Gyeonggi Museum of Modern Art presents its Collection Exhibition 2023 titled How Are You Feeling Today?. This exhibition will summon the works related with the theme of ‘consolation’ amid our collection formed through 15 years of collecting history at GMoMA.
How Are You Feeling Today? examines the ways of ‘consoling’ all of us who live our lives filled with strong emotions and are oftentimes let-down. Wherever we stand, there is no absolute security guaranteed for us in this disaster-clad era, thus we need to convene our thoughts on how we should live the current time in which disaster has become a daily event. Through the Collection Exhibition of GMoMA, we will ponder on how the meaning of each disaster is felt for us individuals, and the related pain, anxiety, fear, loneliness. Roh Jae Oon, Yangachi, and Ham Yang Ah whose works are in the GMoMA collection, participated in the exhibition to talk about the purity of art trying to criticize incessantly about the social system, and the fierce artists who strive to be aware of what is happening in this era. Through their stories, they introduce their ‘way of consolation’ in which art empathizes and relates with contemporary issues. Other invited artists are Yang Soon-Yeal and Collective Ahnn+Young who share their ‘way of lyrical and sentimental consolation’ that captures daily experience through art. We are delighted to present to the viewers through their works, moments of recovering the original purity of human beings that had depended on nature, and of becoming honest with oneself, the inner child who ‘wishes to be consoled.’

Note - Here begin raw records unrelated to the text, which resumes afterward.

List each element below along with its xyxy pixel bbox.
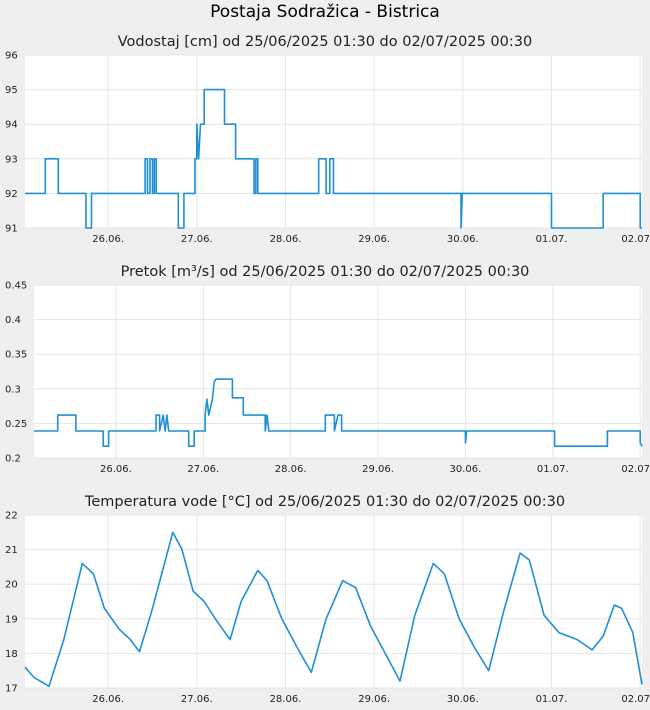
y-tick-label: 94 xyxy=(5,120,18,131)
x-tick-label: 27.06. xyxy=(181,234,213,245)
series-line-3 xyxy=(24,531,643,688)
plot-area-2 xyxy=(34,285,642,458)
x-tick-label: 29.06. xyxy=(358,694,390,705)
y-tick-label: 0.25 xyxy=(5,419,27,430)
x-tick-label: 01.07. xyxy=(536,234,568,245)
x-tick-label: 01.07. xyxy=(536,694,568,705)
x-tick-label: 28.06. xyxy=(270,234,302,245)
y-tick-label: 19 xyxy=(5,614,18,625)
plot-area-1 xyxy=(25,55,642,228)
y-tick-label: 0.3 xyxy=(5,384,21,395)
y-tick-label: 22 xyxy=(5,511,18,522)
x-tick-label: 28.06. xyxy=(270,694,302,705)
y-tick-label: 21 xyxy=(5,545,18,556)
y-tick-label: 92 xyxy=(5,189,18,200)
page-title: Postaja Sodražica - Bistrica xyxy=(210,2,440,22)
chart-title-1: Vodostaj [cm] od 25/06/2025 01:30 do 02/… xyxy=(118,34,532,50)
x-tick-label: 27.06. xyxy=(181,694,213,705)
y-tick-label: 17 xyxy=(5,684,18,695)
y-tick-label: 0.35 xyxy=(5,350,27,361)
x-tick-label: 01.07. xyxy=(537,464,569,475)
x-tick-label: 30.06. xyxy=(450,464,482,475)
chart-title-3: Temperatura vode [°C] od 25/06/2025 01:3… xyxy=(84,494,565,510)
x-tick-label: 27.06. xyxy=(187,464,219,475)
x-tick-label: 29.06. xyxy=(358,234,390,245)
y-tick-label: 0.2 xyxy=(5,454,21,465)
chart-title-2: Pretok [m³/s] od 25/06/2025 01:30 do 02/… xyxy=(121,264,530,280)
x-tick-label: 28.06. xyxy=(275,464,307,475)
y-tick-label: 95 xyxy=(5,85,18,96)
x-tick-label: 26.06. xyxy=(92,694,124,705)
y-tick-label: 91 xyxy=(5,224,18,235)
y-tick-label: 0.4 xyxy=(5,315,21,326)
y-tick-label: 96 xyxy=(5,51,18,62)
x-tick-label: 26.06. xyxy=(100,464,132,475)
x-tick-label: 02.07 xyxy=(621,464,650,475)
y-tick-label: 93 xyxy=(5,154,18,165)
x-tick-label: 26.06. xyxy=(92,234,124,245)
y-tick-label: 20 xyxy=(5,580,18,591)
y-tick-label: 18 xyxy=(5,649,18,660)
series-line-1 xyxy=(25,88,642,229)
x-tick-label: 02.07 xyxy=(621,694,650,705)
series-line-2 xyxy=(34,378,643,448)
x-tick-label: 29.06. xyxy=(362,464,394,475)
x-tick-label: 02.07 xyxy=(621,234,650,245)
x-tick-label: 30.06. xyxy=(447,234,479,245)
y-tick-label: 0.45 xyxy=(5,281,27,292)
x-tick-label: 30.06. xyxy=(447,694,479,705)
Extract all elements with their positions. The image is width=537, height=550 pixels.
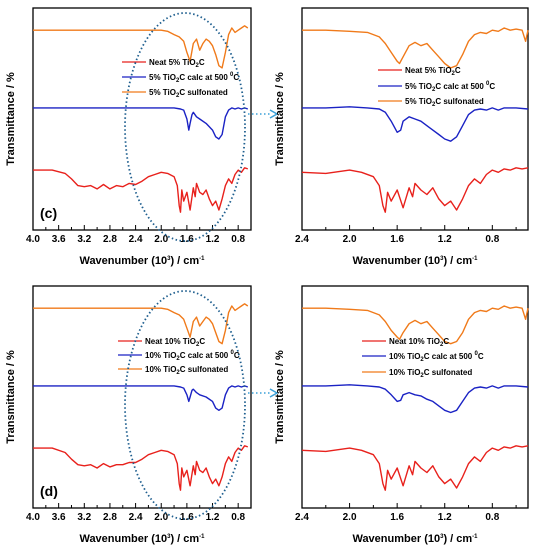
plot-frame [32, 7, 252, 231]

John Ruskin(1819~1900) was an English writer, art critic and economist of the Victorian era. In his book The Political Economy of Art, 1869, Ruskin wrote that art should be viewed as a common asset for the community members. He understood art as being one of the steps to self-realize in one’s life, not a grandiose practice. That is, art is not something created by a special being that has genius, but what everybody can enjoy, what should exist amid people’s lives. This is why Ruskin asserted that art should be expanded onto the level of public value.
“Unto this last as unto thee”; and when, for earth’s severed multitudes of the wicked and the weary, there shall be holier reconciliation than that of the narrow home, and calm economy, where the Wicked cease — not from trouble, but from troubling — and the Weary are at rest.- Unto This Last: Four Essays on the First Principles of Political Economy, 1860, John Ruskin
Therefore this exhibition questions ‘if any genuine consolation could exist?’ We are usually fiercely attached to another being, the other, and whenever we realize we are not the principle actor in this world, we tend to believe the other is the only saviour. Even so, we strive to praise this world through contemporary art works and poems, asking ourselves including artists, ‘how are we feeling today’ through this time of resonating together.